Cette surélévation prend place sur une maison construite après-guerre qui arborait initialement une toiture terrasse et un système constructif original de poteaux/poutre avec des murs préfabriqués en béton intégrant une isolation en fibre végétale (roseaux…). D’importants travaux dans les années 80 ont fait disparaître cette architecture de la reconstruction, aux accents modernes pour se « fondre » davantage dans une esthétique Sud-Loire souhaitée par les propriétaires d’alors : l’ajout d’une charpente en fermette et d’une toiture tuile, sans apport de volume habitable, ont fini de camoufler la résidence.
Notre proposition de surélévation tente de surélever sans nier l’existant :
– mettre en valeur le volume initial, l’horizontalité du rez-de-chaussée est ainsi accompagnée par un bardage à clair-voie horizontal,
– la composition de façade sur rue restée en place au fil des années est prolongée à l’étage,
– retrouver la teinte blanche initial du bâti autour d’un projet monochrome créant une homogénéité des teintes pour mettre en valeur les reliefs de matières.

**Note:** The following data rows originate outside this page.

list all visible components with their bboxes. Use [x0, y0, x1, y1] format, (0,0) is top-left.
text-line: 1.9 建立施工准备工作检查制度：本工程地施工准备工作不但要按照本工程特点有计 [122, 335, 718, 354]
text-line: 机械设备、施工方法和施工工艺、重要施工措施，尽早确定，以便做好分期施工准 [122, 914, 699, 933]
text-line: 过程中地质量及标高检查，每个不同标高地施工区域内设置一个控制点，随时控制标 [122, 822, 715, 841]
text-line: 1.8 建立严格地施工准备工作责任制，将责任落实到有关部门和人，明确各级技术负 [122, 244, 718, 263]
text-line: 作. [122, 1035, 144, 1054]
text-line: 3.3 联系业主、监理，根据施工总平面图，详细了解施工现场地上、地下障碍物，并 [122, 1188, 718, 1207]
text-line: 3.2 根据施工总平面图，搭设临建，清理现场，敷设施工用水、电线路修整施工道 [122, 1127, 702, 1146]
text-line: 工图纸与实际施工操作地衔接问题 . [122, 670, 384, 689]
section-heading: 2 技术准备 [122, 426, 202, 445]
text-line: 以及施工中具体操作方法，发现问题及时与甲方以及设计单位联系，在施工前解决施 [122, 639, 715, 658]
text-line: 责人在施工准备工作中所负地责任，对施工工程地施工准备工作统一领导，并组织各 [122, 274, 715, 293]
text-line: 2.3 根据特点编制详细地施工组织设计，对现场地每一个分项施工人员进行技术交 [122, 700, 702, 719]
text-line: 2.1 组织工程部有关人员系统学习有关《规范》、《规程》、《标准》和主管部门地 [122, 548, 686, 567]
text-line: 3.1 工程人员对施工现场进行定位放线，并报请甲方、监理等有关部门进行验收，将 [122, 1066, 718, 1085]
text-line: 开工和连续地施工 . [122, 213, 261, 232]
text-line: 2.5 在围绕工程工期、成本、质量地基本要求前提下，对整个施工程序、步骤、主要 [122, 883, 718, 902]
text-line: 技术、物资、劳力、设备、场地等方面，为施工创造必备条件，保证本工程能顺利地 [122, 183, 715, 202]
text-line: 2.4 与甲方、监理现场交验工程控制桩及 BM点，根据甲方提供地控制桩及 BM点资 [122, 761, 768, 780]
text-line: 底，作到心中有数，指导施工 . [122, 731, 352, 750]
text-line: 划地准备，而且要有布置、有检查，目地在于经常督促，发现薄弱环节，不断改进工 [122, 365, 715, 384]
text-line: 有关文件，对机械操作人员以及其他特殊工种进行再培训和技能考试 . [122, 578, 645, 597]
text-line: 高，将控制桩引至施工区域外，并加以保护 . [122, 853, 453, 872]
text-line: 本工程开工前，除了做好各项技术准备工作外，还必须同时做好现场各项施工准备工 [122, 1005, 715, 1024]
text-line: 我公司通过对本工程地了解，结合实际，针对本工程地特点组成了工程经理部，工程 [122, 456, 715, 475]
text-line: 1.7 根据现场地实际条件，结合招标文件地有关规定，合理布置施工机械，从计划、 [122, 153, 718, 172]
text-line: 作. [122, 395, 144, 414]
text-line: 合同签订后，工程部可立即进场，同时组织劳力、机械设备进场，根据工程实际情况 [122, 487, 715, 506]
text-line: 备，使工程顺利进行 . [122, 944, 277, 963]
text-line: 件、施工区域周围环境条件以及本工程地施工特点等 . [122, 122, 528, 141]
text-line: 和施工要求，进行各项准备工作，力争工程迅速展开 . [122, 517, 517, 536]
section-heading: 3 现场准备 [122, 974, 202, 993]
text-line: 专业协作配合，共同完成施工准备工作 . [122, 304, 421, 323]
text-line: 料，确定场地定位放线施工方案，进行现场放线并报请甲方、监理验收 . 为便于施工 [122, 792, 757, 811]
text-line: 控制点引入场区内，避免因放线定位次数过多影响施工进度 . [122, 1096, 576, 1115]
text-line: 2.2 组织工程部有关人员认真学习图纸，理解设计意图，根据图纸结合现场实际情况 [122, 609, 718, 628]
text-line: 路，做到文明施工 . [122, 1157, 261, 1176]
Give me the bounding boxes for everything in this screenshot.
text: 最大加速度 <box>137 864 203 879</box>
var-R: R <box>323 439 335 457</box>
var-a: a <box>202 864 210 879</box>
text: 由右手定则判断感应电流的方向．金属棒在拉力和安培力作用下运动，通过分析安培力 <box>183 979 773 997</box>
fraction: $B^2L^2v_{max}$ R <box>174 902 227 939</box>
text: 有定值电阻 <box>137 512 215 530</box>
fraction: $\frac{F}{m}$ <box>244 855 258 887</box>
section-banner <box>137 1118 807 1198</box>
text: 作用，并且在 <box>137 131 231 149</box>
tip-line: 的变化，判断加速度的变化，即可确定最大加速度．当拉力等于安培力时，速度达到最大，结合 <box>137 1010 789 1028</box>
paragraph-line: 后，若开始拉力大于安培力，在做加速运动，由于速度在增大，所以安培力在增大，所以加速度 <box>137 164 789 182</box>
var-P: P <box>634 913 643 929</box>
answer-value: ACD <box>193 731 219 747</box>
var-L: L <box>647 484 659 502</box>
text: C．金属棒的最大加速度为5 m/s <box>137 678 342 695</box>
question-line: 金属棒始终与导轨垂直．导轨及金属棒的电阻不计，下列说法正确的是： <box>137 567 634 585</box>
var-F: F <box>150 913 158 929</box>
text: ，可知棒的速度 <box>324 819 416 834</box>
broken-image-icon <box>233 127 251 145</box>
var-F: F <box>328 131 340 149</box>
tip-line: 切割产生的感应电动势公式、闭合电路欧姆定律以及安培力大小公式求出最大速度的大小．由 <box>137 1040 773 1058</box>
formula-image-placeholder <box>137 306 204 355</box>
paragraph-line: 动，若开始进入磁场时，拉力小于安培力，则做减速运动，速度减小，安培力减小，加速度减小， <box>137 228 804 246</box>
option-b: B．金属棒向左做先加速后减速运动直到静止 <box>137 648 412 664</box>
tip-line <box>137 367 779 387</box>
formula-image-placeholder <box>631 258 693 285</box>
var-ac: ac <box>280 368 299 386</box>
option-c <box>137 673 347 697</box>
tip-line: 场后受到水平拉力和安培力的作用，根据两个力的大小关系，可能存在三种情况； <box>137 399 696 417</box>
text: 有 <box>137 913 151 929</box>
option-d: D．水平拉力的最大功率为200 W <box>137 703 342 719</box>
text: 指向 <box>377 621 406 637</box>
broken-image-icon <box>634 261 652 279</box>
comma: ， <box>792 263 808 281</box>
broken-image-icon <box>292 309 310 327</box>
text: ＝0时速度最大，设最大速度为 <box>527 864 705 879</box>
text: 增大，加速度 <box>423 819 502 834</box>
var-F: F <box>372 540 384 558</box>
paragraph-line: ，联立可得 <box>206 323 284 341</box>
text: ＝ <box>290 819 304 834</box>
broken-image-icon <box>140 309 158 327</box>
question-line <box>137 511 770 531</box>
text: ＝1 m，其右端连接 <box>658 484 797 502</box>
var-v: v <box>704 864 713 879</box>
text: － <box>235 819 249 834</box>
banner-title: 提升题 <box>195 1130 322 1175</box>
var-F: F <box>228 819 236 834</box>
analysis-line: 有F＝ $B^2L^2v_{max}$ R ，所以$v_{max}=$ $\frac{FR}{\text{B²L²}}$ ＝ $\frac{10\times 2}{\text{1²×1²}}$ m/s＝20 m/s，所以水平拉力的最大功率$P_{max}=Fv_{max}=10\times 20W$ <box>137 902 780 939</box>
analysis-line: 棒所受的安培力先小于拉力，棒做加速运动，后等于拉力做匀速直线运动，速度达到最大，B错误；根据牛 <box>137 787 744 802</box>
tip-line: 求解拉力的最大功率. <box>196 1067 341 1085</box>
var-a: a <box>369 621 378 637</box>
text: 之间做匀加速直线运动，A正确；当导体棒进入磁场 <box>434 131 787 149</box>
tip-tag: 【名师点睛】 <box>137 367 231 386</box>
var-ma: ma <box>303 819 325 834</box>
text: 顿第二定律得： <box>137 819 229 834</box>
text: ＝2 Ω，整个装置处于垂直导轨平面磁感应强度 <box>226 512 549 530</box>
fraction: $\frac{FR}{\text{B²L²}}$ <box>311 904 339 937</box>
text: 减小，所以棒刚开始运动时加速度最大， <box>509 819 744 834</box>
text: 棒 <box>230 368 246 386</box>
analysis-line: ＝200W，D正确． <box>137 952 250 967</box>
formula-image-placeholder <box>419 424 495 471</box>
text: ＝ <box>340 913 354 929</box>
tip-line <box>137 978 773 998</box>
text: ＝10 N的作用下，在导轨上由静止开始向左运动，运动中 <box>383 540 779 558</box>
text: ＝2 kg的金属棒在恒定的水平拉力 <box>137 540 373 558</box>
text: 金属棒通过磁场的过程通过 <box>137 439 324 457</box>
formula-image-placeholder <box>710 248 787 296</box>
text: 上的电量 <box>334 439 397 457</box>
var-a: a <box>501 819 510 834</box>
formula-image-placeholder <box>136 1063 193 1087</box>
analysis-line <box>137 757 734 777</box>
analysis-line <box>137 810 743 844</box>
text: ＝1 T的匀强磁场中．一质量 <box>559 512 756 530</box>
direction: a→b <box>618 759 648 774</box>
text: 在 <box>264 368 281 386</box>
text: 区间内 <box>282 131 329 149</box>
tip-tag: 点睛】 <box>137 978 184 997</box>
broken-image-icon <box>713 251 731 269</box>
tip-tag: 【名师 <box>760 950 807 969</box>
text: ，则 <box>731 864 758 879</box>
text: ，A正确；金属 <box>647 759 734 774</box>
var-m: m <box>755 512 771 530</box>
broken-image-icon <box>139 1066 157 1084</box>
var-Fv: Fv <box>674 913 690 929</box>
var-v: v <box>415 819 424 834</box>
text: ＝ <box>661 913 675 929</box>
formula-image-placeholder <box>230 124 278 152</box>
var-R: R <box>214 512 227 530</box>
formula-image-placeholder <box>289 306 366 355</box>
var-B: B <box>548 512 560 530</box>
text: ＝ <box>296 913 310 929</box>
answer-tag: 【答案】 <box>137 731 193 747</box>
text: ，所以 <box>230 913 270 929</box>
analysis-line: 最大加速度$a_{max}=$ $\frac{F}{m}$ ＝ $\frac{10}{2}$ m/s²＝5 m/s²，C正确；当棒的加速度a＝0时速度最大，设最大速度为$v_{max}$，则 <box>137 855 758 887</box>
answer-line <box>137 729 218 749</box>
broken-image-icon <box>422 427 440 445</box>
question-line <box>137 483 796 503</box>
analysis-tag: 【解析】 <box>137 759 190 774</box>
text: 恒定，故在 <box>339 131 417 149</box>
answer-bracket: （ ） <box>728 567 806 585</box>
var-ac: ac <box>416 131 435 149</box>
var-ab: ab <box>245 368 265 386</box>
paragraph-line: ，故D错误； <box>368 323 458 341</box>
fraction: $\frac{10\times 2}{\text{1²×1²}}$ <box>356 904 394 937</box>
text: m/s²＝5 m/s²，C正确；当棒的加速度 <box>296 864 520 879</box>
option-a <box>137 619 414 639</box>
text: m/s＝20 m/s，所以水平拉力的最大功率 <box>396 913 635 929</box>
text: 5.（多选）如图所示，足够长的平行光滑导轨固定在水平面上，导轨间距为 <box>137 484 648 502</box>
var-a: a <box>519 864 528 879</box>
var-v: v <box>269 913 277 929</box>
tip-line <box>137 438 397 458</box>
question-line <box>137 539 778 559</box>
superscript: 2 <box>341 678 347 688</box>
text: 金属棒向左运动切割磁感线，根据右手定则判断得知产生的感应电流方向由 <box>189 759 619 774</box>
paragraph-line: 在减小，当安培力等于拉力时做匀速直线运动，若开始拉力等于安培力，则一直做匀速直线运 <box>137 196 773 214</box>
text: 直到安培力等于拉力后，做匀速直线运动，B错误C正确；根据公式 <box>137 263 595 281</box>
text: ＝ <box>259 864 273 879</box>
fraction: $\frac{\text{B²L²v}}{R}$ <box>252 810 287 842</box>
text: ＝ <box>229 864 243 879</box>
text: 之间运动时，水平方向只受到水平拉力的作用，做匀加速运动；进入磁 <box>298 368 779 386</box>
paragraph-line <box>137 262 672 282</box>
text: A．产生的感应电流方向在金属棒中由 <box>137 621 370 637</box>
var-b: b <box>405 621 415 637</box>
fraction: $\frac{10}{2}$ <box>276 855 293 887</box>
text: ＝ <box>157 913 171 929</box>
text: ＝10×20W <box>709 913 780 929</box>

Les pentes de toitures du nouveau volume trouvent un écho dans la toiture en pente adjacente, l’inscription dans l’environnement se veut discrète. Le projet permet néanmoins de doubler le volume habitable pour répondre aux usages actuels et futurs de la famille. Il s’accompagne d’une orientation bioclimatique affirmée soutenue par la maîtrise d’ouvrage, ainsi des matériaux bio-sourcés sont mis en œuvre (structure bois, isolation bois, complexe perspirant) et une rénovation globale du bâti est pensé au travers d’un renforcement de l’isolation existante (ITE et ITI), d’un renouvellement du système de chauffage et de ventilation.